Ах, как просто: тебя устраивала твоя жизнь. Ты сказала честно. Так хотела: и приключения, и надежный базовый аэродром, и свобода маневра, и романтическая любовь с разлукой…
О черт, но ведь главное, на что я купился, главное, что было мне дороже всего в тебе — потрясающая чуткость, отзывчивость, чистота тона: на каждое мое движение, каждое слово, каждый жест — ты поступала именно так, как было истинно, как я хотел больше всего, мечтал. До тебя — я полагал, что чувство никогда не может быть полностью взаимно. И вдруг оказалось — может… В резонанс, в такт, в один стук сердца.
Все в тебе — ерунда по сравнению с главным, потрясающим, данным от Бога: ты женщина, каких почти не бывает. Ты рядом — уже свет праздника, радости, любви, счастья. Взглядом, улыбкой, жестом, интонацией, беглым поступком — ты дарила мужчине полное ощущение того, что он — желанен, значителен, интересен, достоен, что он — тебе и всем! — единственный такой, мужественный, сильный, красивый, замечательный. Это не было сознательным воздействием — это шло от твоей сущности, от жадного и радостного приятия жизни, веры в нее, и эту радость и веру ты естественно, как дыхание, разделяла с тем, кого встречала.
Но я — не первый встречный, верно, малыш?
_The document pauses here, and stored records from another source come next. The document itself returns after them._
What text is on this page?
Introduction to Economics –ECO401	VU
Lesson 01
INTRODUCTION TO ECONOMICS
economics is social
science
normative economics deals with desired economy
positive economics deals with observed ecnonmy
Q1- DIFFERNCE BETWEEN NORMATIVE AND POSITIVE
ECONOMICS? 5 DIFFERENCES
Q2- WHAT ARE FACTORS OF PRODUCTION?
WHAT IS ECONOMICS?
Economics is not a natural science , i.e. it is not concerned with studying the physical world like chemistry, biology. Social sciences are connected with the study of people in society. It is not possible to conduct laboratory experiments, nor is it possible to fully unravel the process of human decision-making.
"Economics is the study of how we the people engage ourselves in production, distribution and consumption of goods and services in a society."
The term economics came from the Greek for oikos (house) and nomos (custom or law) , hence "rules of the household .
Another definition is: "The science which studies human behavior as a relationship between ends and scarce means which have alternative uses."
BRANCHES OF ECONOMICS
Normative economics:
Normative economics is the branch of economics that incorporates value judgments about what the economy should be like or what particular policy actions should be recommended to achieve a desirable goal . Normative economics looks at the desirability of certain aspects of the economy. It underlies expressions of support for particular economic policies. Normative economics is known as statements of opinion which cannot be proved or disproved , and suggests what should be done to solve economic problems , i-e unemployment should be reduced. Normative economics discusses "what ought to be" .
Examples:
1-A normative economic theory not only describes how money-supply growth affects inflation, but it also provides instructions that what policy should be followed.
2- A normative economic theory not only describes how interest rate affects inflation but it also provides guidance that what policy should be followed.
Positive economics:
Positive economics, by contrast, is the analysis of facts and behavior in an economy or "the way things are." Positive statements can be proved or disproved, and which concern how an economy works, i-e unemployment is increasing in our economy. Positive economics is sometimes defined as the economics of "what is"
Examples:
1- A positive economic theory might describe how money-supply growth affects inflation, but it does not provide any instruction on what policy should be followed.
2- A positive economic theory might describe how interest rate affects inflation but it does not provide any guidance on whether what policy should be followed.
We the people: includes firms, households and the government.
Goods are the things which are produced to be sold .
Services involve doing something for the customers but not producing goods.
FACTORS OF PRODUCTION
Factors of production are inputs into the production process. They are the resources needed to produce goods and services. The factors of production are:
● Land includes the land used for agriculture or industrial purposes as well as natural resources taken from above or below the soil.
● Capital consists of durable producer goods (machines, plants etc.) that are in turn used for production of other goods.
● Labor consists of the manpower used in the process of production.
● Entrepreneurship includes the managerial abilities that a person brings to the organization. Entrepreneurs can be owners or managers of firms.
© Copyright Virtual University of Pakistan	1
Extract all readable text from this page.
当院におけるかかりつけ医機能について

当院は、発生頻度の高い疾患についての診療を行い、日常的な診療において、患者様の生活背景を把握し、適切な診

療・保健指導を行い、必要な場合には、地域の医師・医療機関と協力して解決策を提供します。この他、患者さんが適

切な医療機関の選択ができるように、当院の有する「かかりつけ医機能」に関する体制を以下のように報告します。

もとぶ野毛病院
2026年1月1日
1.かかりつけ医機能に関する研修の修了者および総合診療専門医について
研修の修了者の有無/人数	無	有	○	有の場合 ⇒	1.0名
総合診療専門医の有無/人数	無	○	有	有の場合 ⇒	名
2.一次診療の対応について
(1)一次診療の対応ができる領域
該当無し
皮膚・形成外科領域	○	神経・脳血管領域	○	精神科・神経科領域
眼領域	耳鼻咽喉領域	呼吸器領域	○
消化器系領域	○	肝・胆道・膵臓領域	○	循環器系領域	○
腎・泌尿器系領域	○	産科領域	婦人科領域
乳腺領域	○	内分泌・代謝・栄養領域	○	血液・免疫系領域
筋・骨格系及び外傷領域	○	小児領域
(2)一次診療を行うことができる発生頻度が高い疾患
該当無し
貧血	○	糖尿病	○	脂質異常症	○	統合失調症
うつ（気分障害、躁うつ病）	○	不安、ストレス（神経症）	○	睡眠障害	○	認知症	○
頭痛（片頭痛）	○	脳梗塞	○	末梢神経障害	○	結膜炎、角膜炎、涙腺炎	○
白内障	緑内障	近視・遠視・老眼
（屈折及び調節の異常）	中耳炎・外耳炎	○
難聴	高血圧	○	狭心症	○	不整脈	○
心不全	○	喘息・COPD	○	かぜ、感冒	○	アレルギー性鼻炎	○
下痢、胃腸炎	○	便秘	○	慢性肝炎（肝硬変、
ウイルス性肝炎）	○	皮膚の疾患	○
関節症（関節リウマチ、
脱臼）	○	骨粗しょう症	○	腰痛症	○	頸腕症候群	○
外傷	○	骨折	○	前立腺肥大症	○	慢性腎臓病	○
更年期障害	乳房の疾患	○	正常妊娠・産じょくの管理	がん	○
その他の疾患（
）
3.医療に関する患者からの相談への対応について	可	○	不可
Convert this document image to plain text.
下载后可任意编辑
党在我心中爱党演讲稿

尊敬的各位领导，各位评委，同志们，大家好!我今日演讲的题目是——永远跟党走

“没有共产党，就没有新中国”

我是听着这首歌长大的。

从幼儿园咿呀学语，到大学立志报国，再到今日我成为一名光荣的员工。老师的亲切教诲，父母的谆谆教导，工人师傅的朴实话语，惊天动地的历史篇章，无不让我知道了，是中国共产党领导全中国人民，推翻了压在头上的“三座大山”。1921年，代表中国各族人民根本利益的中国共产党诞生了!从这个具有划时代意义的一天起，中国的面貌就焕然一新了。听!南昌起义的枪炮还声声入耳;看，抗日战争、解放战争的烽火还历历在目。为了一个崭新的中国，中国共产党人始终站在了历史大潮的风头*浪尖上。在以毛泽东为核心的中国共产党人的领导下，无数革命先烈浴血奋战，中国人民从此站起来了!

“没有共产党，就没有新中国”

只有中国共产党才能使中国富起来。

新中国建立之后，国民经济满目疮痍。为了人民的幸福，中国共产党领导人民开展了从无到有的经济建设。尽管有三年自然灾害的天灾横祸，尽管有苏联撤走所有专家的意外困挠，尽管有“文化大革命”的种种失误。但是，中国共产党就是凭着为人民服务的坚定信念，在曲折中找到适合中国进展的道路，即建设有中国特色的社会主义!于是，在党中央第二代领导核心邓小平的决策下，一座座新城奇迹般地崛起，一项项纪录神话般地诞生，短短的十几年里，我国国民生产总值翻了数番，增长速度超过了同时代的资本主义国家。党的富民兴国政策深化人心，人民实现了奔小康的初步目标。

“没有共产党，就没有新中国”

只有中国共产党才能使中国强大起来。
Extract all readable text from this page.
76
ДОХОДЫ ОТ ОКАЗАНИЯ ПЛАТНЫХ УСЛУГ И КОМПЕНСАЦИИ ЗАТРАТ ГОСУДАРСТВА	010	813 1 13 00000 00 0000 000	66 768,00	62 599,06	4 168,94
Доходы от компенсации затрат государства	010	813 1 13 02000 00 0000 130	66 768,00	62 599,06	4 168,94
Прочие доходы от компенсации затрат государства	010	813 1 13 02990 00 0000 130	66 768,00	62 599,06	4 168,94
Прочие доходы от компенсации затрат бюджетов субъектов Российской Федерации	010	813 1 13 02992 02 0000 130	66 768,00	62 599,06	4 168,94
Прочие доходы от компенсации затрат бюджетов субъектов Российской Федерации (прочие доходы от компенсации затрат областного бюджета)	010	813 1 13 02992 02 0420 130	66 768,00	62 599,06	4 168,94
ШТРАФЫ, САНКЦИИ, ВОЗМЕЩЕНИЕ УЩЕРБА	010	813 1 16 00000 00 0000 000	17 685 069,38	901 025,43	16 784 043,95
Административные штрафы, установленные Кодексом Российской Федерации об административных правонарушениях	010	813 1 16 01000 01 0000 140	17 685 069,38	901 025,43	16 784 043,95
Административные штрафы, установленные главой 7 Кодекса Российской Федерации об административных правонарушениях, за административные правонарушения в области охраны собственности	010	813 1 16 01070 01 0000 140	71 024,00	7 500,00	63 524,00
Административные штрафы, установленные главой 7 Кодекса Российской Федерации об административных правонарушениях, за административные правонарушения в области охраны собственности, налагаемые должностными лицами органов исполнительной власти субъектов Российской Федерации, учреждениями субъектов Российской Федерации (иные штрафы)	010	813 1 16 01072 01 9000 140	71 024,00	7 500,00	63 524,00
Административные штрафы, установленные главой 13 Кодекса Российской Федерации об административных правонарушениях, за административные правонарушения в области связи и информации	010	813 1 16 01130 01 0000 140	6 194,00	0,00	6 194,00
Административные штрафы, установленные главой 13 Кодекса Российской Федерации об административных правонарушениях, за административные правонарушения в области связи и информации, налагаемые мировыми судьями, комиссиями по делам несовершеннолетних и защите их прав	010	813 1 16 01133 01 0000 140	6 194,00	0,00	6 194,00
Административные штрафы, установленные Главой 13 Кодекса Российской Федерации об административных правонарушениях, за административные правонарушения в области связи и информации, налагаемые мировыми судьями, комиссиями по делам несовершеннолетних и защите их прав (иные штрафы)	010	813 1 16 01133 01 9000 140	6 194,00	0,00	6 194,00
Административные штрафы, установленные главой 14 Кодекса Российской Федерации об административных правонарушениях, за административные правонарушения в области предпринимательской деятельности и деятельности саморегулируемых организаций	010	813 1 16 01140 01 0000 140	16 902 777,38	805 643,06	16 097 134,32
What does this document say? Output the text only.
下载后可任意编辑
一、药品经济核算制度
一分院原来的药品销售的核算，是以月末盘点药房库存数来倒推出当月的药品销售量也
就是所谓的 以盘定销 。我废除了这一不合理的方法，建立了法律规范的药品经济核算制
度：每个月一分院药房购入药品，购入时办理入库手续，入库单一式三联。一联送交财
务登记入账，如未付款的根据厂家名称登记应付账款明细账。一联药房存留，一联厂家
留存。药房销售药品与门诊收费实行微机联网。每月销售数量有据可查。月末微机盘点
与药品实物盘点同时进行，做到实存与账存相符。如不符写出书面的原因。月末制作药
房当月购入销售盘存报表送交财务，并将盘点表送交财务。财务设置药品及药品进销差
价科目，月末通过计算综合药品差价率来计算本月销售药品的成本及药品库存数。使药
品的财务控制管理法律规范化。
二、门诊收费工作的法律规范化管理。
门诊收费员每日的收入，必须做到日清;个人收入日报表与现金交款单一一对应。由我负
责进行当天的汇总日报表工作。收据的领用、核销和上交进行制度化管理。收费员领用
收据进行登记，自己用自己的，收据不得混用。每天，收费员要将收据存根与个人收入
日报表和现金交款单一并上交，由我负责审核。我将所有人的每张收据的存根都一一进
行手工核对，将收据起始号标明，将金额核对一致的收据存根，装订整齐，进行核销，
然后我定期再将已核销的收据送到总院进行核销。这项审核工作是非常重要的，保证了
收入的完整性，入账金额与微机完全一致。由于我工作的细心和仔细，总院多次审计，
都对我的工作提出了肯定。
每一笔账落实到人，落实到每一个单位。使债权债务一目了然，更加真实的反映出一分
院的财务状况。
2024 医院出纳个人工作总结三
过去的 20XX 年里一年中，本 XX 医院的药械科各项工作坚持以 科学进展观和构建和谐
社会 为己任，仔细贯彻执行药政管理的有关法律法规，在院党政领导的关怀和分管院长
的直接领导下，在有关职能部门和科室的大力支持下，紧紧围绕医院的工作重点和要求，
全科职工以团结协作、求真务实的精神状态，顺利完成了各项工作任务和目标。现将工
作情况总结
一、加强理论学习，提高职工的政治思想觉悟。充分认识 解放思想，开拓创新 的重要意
Ты меня помнишь? Тоска тебя грызет?
И я раскрылся весь — в изумлении приходящего счастья, которое возможно лишь единожды. И ты испугалась — порабощения собственным чувством. „Я не позволяла себе чувствовать даже тысячную часть того, что чувствовала на самом деле, чего хотела…“
И стала всаживать в меня крючья. Ты очень боялась раскрыться полностью — чтоб не смогли сделать тебе больно. А я был счастлив немыслимому для меня порабощению своим чувством. Вот где произошла нескладушка. И боялся, не мог, не хотел делать больно; мне необходимо было — оберегать тебя, а не бороться.